A la finalización de la conversación, el primo corrió a la habitación donde tenía que montar los aparatos. Sudaba a chorros cuando terminó el montaje; marchándose al salón con su hermano. De nuevo, en la vuelta, ejercitó su alcahuetería, en el mismo sitio y por el mismo motivo.
—¡Te he dicho que tiene que ser a las trece y diez, ni un minuto más ni un minuto menos! Y ¡ya está bien de tanto preguntar!
La cara del primo espía expresaba pavor (miedo) ante el presagio del pollo que se iba a montar en el apartamento.
—…
—¡Pues no hay más que hablar! ¡No me falles que no me conoces cabreada! ¡Adiós!
Antes de que Dolo saliera de la cocina, él ya estaba ayudando a su hermano en el salón.
—¡Escuchadme bien! —los dos atendieron a la orden—. En cuanto llegue la persona que he invitado a las trece horas, uno de los dos... No, porque si lo dejo a vuestra elección o no vais ninguno o vais los dos juntos. Tú —señaló al más bajo— la acompañas a la segunda habitación y te encierras con ella. Si te ves obligado a sacar la pistola para que obedezca ¡la sacas!, ¿de acuerdo? Porque como jodas la misión te mato. Y tú… —señaló, con autoridad, al más alto—. Sí, tú, tú… ¿a quién buscas, si aquí sólo estamos los tres! ¡Qué incompetencia, madre, qué incompetencia! Mucha paciencia, Dolo, mucha paciencia —se pedía—. ¿Ya sabes a quién estoy señalando? ¡Vale! —suspiro hondo—. Tú, al invitado que llega a las trece y diez, lo llevas a la primera habitación. Igualmente te digo, ¡pum!, si hace falta.

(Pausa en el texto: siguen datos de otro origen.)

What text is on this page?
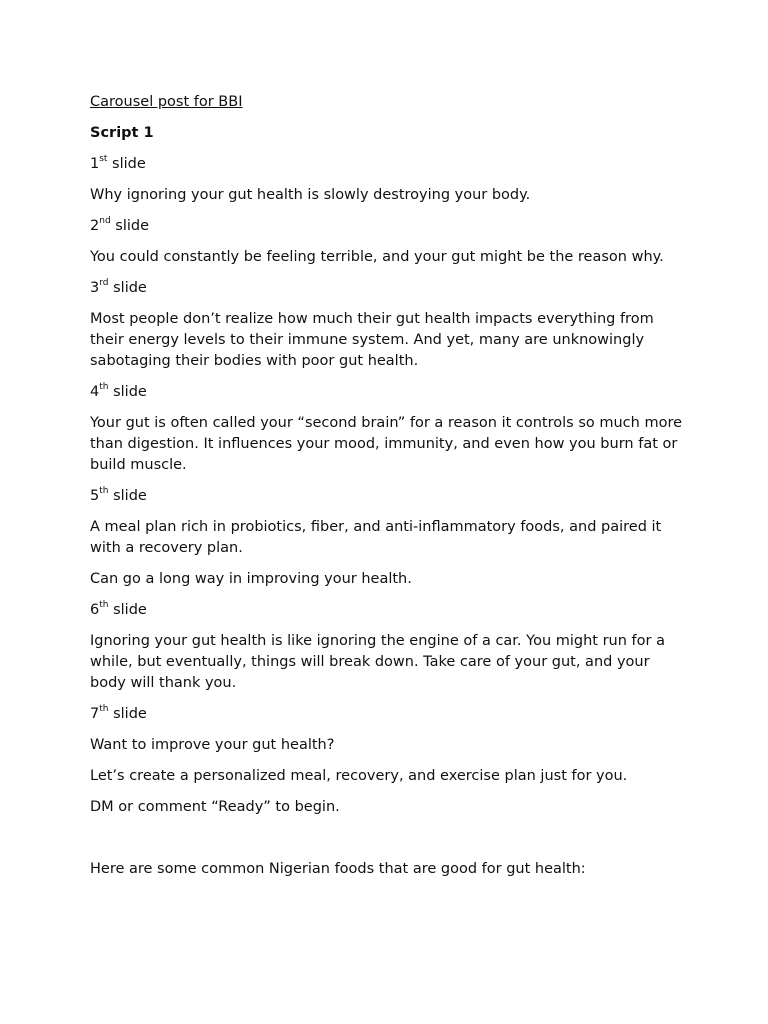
Carousel post for BBI

Script 1

1st slide

Why ignoring your gut health is slowly destroying your body.

2nd slide

You could constantly be feeling terrible, and your gut might be the reason why.

3rd slide

Most people don’t realize how much their gut health impacts everything from their energy levels to their immune system. And yet, many are unknowingly sabotaging their bodies with poor gut health.

4th slide

Your gut is often called your “second brain” for a reason it controls so much more than digestion. It influences your mood, immunity, and even how you burn fat or build muscle.

5th slide

A meal plan rich in probiotics, fiber, and anti-inflammatory foods, and paired it with a recovery plan.

Can go a long way in improving your health.

6th slide

Ignoring your gut health is like ignoring the engine of a car. You might run for a while, but eventually, things will break down. Take care of your gut, and your body will thank you.

7th slide

Want to improve your gut health?

Let’s create a personalized meal, recovery, and exercise plan just for you.

DM or comment “Ready” to begin.

Here are some common Nigerian foods that are good for gut health:
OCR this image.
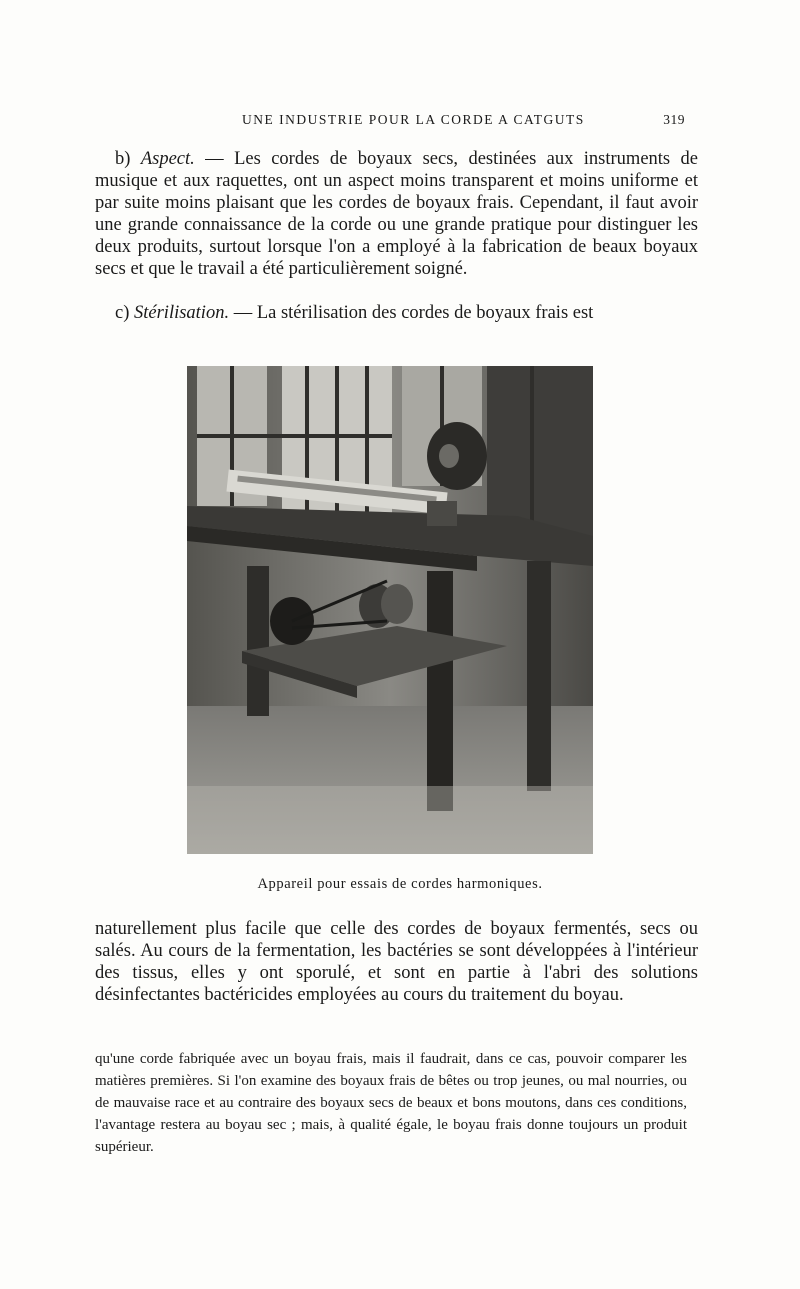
UNE INDUSTRIE POUR LA CORDE A CATGUTS	319

b) Aspect. — Les cordes de boyaux secs, destinées aux instruments de musique et aux raquettes, ont un aspect moins transparent et moins uniforme et par suite moins plaisant que les cordes de boyaux frais. Cependant, il faut avoir une grande connaissance de la corde ou une grande pratique pour distinguer les deux produits, surtout lorsque l'on a employé à la fabrication de beaux boyaux secs et que le travail a été particulièrement soigné.

c) Stérilisation. — La stérilisation des cordes de boyaux frais est

Appareil pour essais de cordes harmoniques.

naturellement plus facile que celle des cordes de boyaux fermentés, secs ou salés. Au cours de la fermentation, les bactéries se sont développées à l'intérieur des tissus, elles y ont sporulé, et sont en partie à l'abri des solutions désinfectantes bactéricides employées au cours du traitement du boyau.

qu'une corde fabriquée avec un boyau frais, mais il faudrait, dans ce cas, pouvoir comparer les matières premières. Si l'on examine des boyaux frais de bêtes ou trop jeunes, ou mal nourries, ou de mauvaise race et au contraire des boyaux secs de beaux et bons moutons, dans ces conditions, l'avantage restera au boyau sec ; mais, à qualité égale, le boyau frais donne toujours un produit supérieur.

Los dos asentían continuamente con la cabeza.
—Lo más importante —continuó Dolo— es que no hablen, ¡y menos que salgan de la habitación hasta que yo lo diga! ¿Todo claro? —asintieron con la cabeza—. ¿Seguro? —replay del gesto—. Pues bien —suspiró—, marchaos a la terraza que ya os llamaré —obedecieron como corderitos.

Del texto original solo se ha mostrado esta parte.